Predicting New York City Taxi Fare Price and Shiny Dashboard

The NYC Taxi Fare App

I developed an interactive map with statistics and graphs to visualize the distribution of the variables and geographic distribution of taxi rides across the city.

Link to Shiny App: NYC Taxi Fare Shiny App

Introduction

Kaggle’s New York City Taxi Fare Prediction Competition tasked its participants with predicting the fare amount for a taxi ride in New York City given the pickup and dropoff locations. While distance can give a rough estimate and is an obvious important predictor, the RMSE depending on the model will be between $5-$8.

This dataset is quite large: over 55 million rows. Through working on this competition participants learn how to handle large datasets and become familiar with and solve problems using cloud computing services and/or TensorFlow for deep learning models. The evaluation metric for this competition is the RMSE score. This project involved data preprocessing, data cleaning and modeling a large dataset.

Data

The training set contains 55 millions rows (5GB) with 6 predictor variables and one target variable, fare_amount in USD. The test set contains 10,000 rows. The features are:

  1. pickup_datetime
  2. pickup_longitude
  3. pickup_latitude
  4. dropoff_longitude
  5. dropoff_latitude
  6. passenger_count

Project Overview

Data Cleaning and Preprocessing

Summary of Data

The original training set contained rows with extreme or inaccurate values: passenger count greater than 200, fares costing over $1000 and rides with zero passengers.

All predictor variables contained missing values. Because of the training set is more than 1000 times larger than the test set, removing outliers and rows with negative fare amounts or missing values did not cause overfitting and improved performance.

Distributions of Fare Amount and Passenger Count from NYC Taxi Fare Shiny App

Rides with fare amounts greater than $200 were removed. Many rows contained longitude and latitude coordinates in the ocean and not on land, these rows were removed from the training set. Because the large size of the dataset, the data had to be cleaned in chunks, after cleaning, each chunk was appended to a new csv.

Feature Engineering

I added 13 new features. Since this dataset is quite large, adding new features resulted in a rapidly growing dataset and memory usage. Ordinal and numerical features were converted to data type float32 to save memory.

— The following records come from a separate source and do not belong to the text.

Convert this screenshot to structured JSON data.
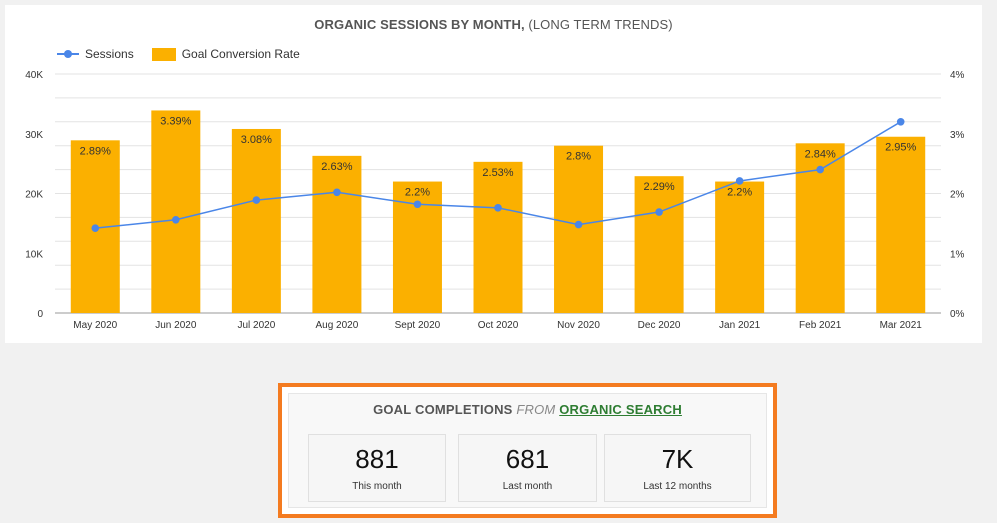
{
  "chart_title": {
    "bold": "ORGANIC SESSIONS BY MONTH,",
    "rest": " (LONG TERM TRENDS)"
  },
  "legend": {
    "sessions": "Sessions",
    "conversion": "Goal Conversion Rate"
  },
  "colors": {
    "bar": "#fbb000",
    "line": "#4a86e8",
    "kpi_border": "#f47b20",
    "link": "#2e7d32"
  },
  "chart_data": {
    "type": "bar",
    "categories": [
      "May 2020",
      "Jun 2020",
      "Jul 2020",
      "Aug 2020",
      "Sept 2020",
      "Oct 2020",
      "Nov 2020",
      "Dec 2020",
      "Jan 2021",
      "Feb 2021",
      "Mar 2021"
    ],
    "series": [
      {
        "name": "Goal Conversion Rate",
        "type": "bar",
        "axis": "right",
        "values": [
          2.89,
          3.39,
          3.08,
          2.63,
          2.2,
          2.53,
          2.8,
          2.29,
          2.2,
          2.84,
          2.95
        ],
        "labels": [
          "2.89%",
          "3.39%",
          "3.08%",
          "2.63%",
          "2.2%",
          "2.53%",
          "2.8%",
          "2.29%",
          "2.2%",
          "2.84%",
          "2.95%"
        ]
      },
      {
        "name": "Sessions",
        "type": "line",
        "axis": "left",
        "values": [
          14200,
          15600,
          18900,
          20200,
          18200,
          17600,
          14800,
          16900,
          22100,
          24000,
          32000
        ]
      }
    ],
    "left_axis": {
      "ticks": [
        "0",
        "10K",
        "20K",
        "30K",
        "40K"
      ],
      "tick_values": [
        0,
        10000,
        20000,
        30000,
        40000
      ],
      "ylim": [
        0,
        40000
      ]
    },
    "right_axis": {
      "ticks": [
        "0%",
        "1%",
        "2%",
        "3%",
        "4%"
      ],
      "tick_values": [
        0,
        1,
        2,
        3,
        4
      ],
      "ylim": [
        0,
        4
      ]
    },
    "grid": true,
    "legend_position": "top-left"
  },
  "kpi": {
    "title_part1": "GOAL COMPLETIONS",
    "title_part2": " FROM ",
    "title_part3": "ORGANIC SEARCH",
    "cards": [
      {
        "value": "881",
        "label": "This month"
      },
      {
        "value": "681",
        "label": "Last month"
      },
      {
        "value": "7K",
        "label": "Last 12 months"
      }
    ]
  }
}
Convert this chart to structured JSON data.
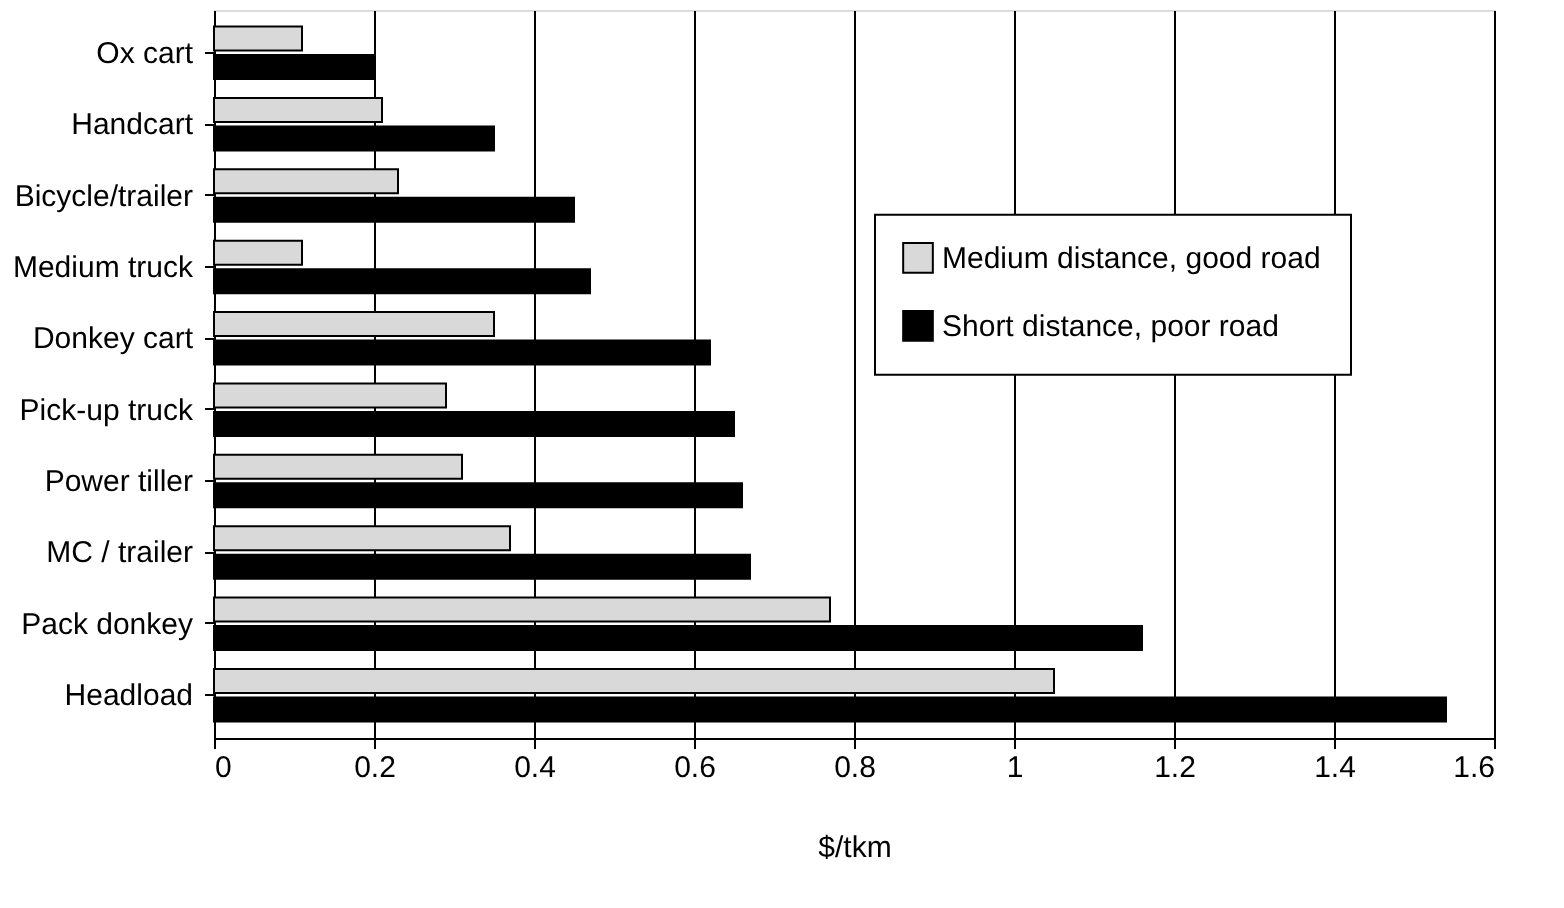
{
  "chart_data": {
    "type": "bar",
    "orientation": "horizontal",
    "xlabel": "$/tkm",
    "categories": [
      "Ox cart",
      "Handcart",
      "Bicycle/trailer",
      "Medium truck",
      "Donkey cart",
      "Pick-up truck",
      "Power tiller",
      "MC / trailer",
      "Pack donkey",
      "Headload"
    ],
    "series": [
      {
        "name": "Medium distance, good road",
        "color": "#d9d9d9",
        "values": [
          0.11,
          0.21,
          0.23,
          0.11,
          0.35,
          0.29,
          0.31,
          0.37,
          0.77,
          1.05
        ]
      },
      {
        "name": "Short distance, poor road",
        "color": "#000000",
        "values": [
          0.2,
          0.35,
          0.45,
          0.47,
          0.62,
          0.65,
          0.66,
          0.67,
          1.16,
          1.54
        ]
      }
    ],
    "xlim": [
      0,
      1.6
    ],
    "xticks": [
      0,
      0.2,
      0.4,
      0.6,
      0.8,
      1,
      1.2,
      1.4,
      1.6
    ],
    "grid": "x",
    "legend": "right"
  }
}
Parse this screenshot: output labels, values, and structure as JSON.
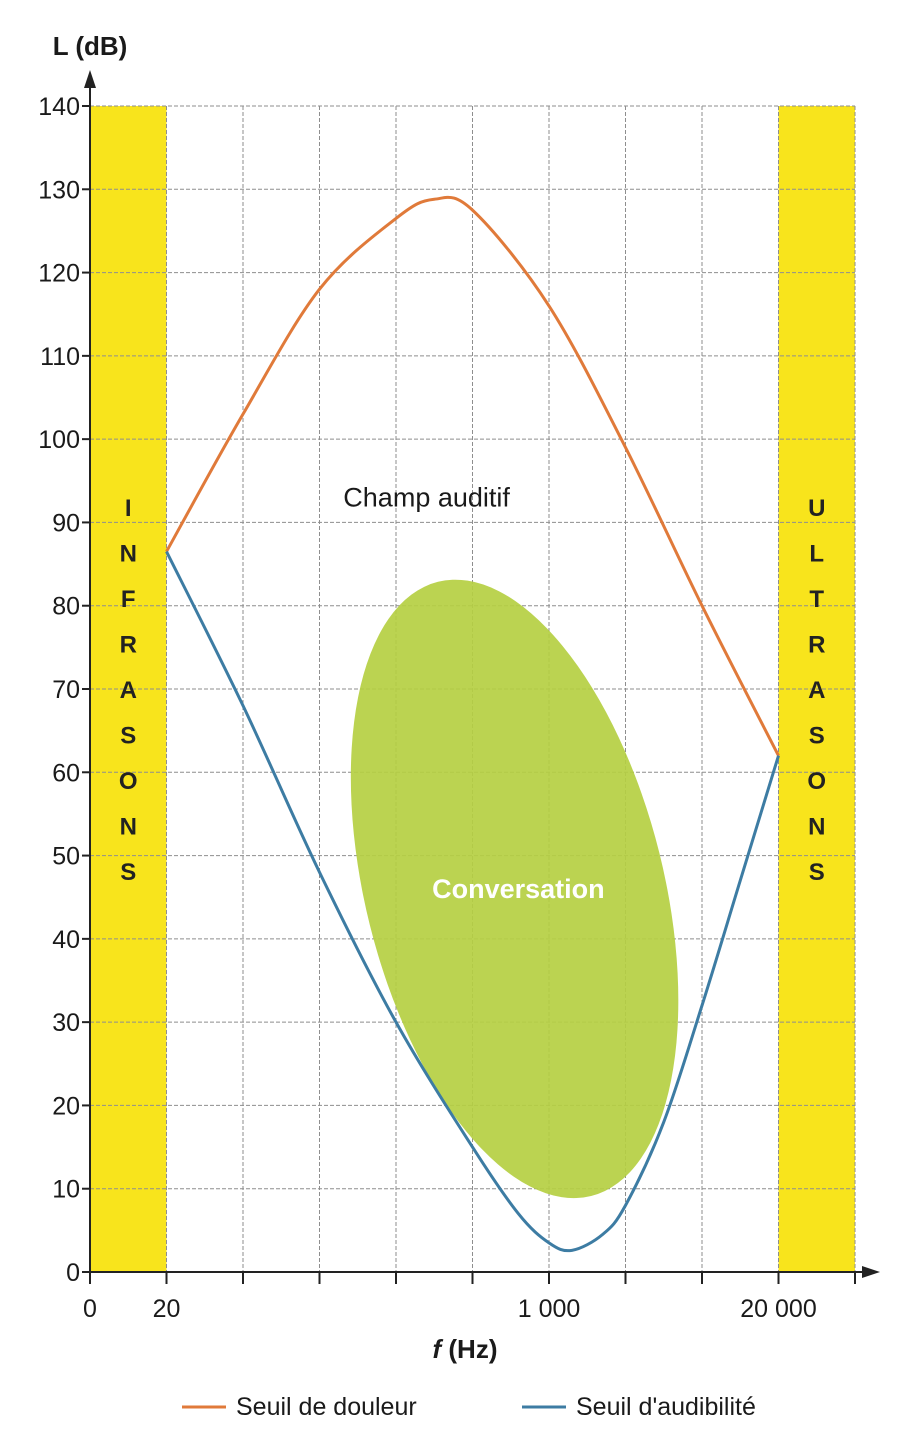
{
  "chart_data": {
    "type": "line",
    "ylabel": "L (dB)",
    "xlabel_italic": "f",
    "xlabel_rest": " (Hz)",
    "ylim": [
      0,
      140
    ],
    "y_ticks": [
      "0",
      "10",
      "20",
      "30",
      "40",
      "50",
      "60",
      "70",
      "80",
      "90",
      "100",
      "110",
      "120",
      "130",
      "140"
    ],
    "x_ticks": [
      {
        "label": "0",
        "i": 0
      },
      {
        "label": "20",
        "i": 1
      },
      {
        "label": "1 000",
        "i": 6
      },
      {
        "label": "20 000",
        "i": 9
      }
    ],
    "x_divisions": 10,
    "grid": true,
    "series": [
      {
        "name": "Seuil de douleur",
        "color": "#e07a3a",
        "points": [
          [
            1,
            86.5
          ],
          [
            2,
            103
          ],
          [
            3,
            118
          ],
          [
            4,
            126.5
          ],
          [
            4.5,
            128.8
          ],
          [
            5,
            127.5
          ],
          [
            6,
            116
          ],
          [
            7,
            99
          ],
          [
            8,
            80
          ],
          [
            9,
            62
          ]
        ]
      },
      {
        "name": "Seuil d'audibilité",
        "color": "#3d7ca3",
        "points": [
          [
            1,
            86.5
          ],
          [
            2,
            68
          ],
          [
            3,
            48
          ],
          [
            4,
            30
          ],
          [
            5,
            15
          ],
          [
            5.6,
            7
          ],
          [
            6,
            3.5
          ],
          [
            6.3,
            2.6
          ],
          [
            6.7,
            4.5
          ],
          [
            7,
            8
          ],
          [
            7.5,
            18
          ],
          [
            8,
            32
          ],
          [
            8.5,
            47
          ],
          [
            9,
            62
          ]
        ]
      }
    ],
    "bands": [
      {
        "letters": [
          "I",
          "N",
          "F",
          "R",
          "A",
          "S",
          "O",
          "N",
          "S"
        ],
        "x_range": [
          0,
          1
        ],
        "color": "#f8e41c"
      },
      {
        "letters": [
          "U",
          "L",
          "T",
          "R",
          "A",
          "S",
          "O",
          "N",
          "S"
        ],
        "x_range": [
          9,
          10
        ],
        "color": "#f8e41c"
      }
    ],
    "annotations": [
      {
        "text": "Champ auditif",
        "x": 4.4,
        "y": 93
      },
      {
        "text": "Conversation",
        "x": 5.6,
        "y": 46
      }
    ],
    "conversation_ellipse": {
      "center_x": 5.55,
      "center_y": 46,
      "half_width_x": 1.95,
      "half_height_y": 38,
      "rotation_deg": -14,
      "color": "#b5cf42"
    },
    "legend": [
      "Seuil de douleur",
      "Seuil d'audibilité"
    ],
    "legend_position": "bottom"
  }
}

Many people when traveling take trips by taxi from or to airports instead of driving. Taxis have regulated fares to and from the Newark Liberty International Airport (EWR) and John F. Kennedy International airports (JFK). For trips between EWR and New York City, the price is the regular metered fare, plus a surcharge of $17.50 and tolls. Trips between JFK and Manhattan have a flat fare of $52 plus tolls. The regular metered fare which is based on a combination of time and distance applies to all trips to and from LaGuardia International Airport (LGA). Trips to and from airports tend to be higher.

New features

distance: Distance between pickup and dropoff locations.

dropoff_jhk: Distance between dropoff location and JFK airport. pickup_jhk: Distance between pickup location and JFK airport.

dropoff_ewr: Distance between dropoff location and EWR airport. pickup_ewr: Distance between pickup location and EWR airport.

dropoff_lga: Distance between dropoff location and LGA airport. pickup_lga: Distance between pickup location and LGA airport.

year, month, day of month, hour, day of week: Year, month, day of month, hour of pickup date and time.

Modeling

Correlation Heatmap

The correlations between the features and the target are very low. Nonlinear models such as tree based models do better in such cases where none of the predictors are highly correlated with the target variable. I chose LightGBM for its speed and performance. LightGBM is 10–8 times faster than XGBoost. Because of lightGBM’s efficiency, training the model on 55 million rows took less than 3 hours. I used the pickle library to save my model as binary file for convenience.

In order to load all the data into memory, train and build a model, I used paperspace, an affordable high-performance cloud computing and ML development platform for building, training and deploying machine learning models.

Feature Importance (LightGBM)

Distance is the most important feature. The most important features are highly related and not independent: distance is derived from pickup latitude, dropoff latitude, pickup longitude and dropoff longitude. Since most taxis operate in Manhattan, most trips to and from airports are going to be between an airport and Manhattan. Passenger count, the day of week, month and year are as important for predicting fare amount.

Unfortunately, there is not enough RAM even on C7 server (30GB) to train a LightGBM model on 15GB+of data. I was able to train it on 70% of training data. I used the test set as the validation set in order to implement early stopping. The final model had a RMSE of 3.28023 on the C7 server however, the RMSE score on Kaggle was 2.88475.

Conclusions

The LightGBM model did very well. If the model had been trained with the entire training set, performance would have been even better. LightGBM did well even without Cross-Validation with parameter tuning using Grid Search which would have taken days to return the best parameters estimates.

Further Improvements

Adding a neighborhood feature and using unsupervised methods to clustering similar data points may improve accuracy.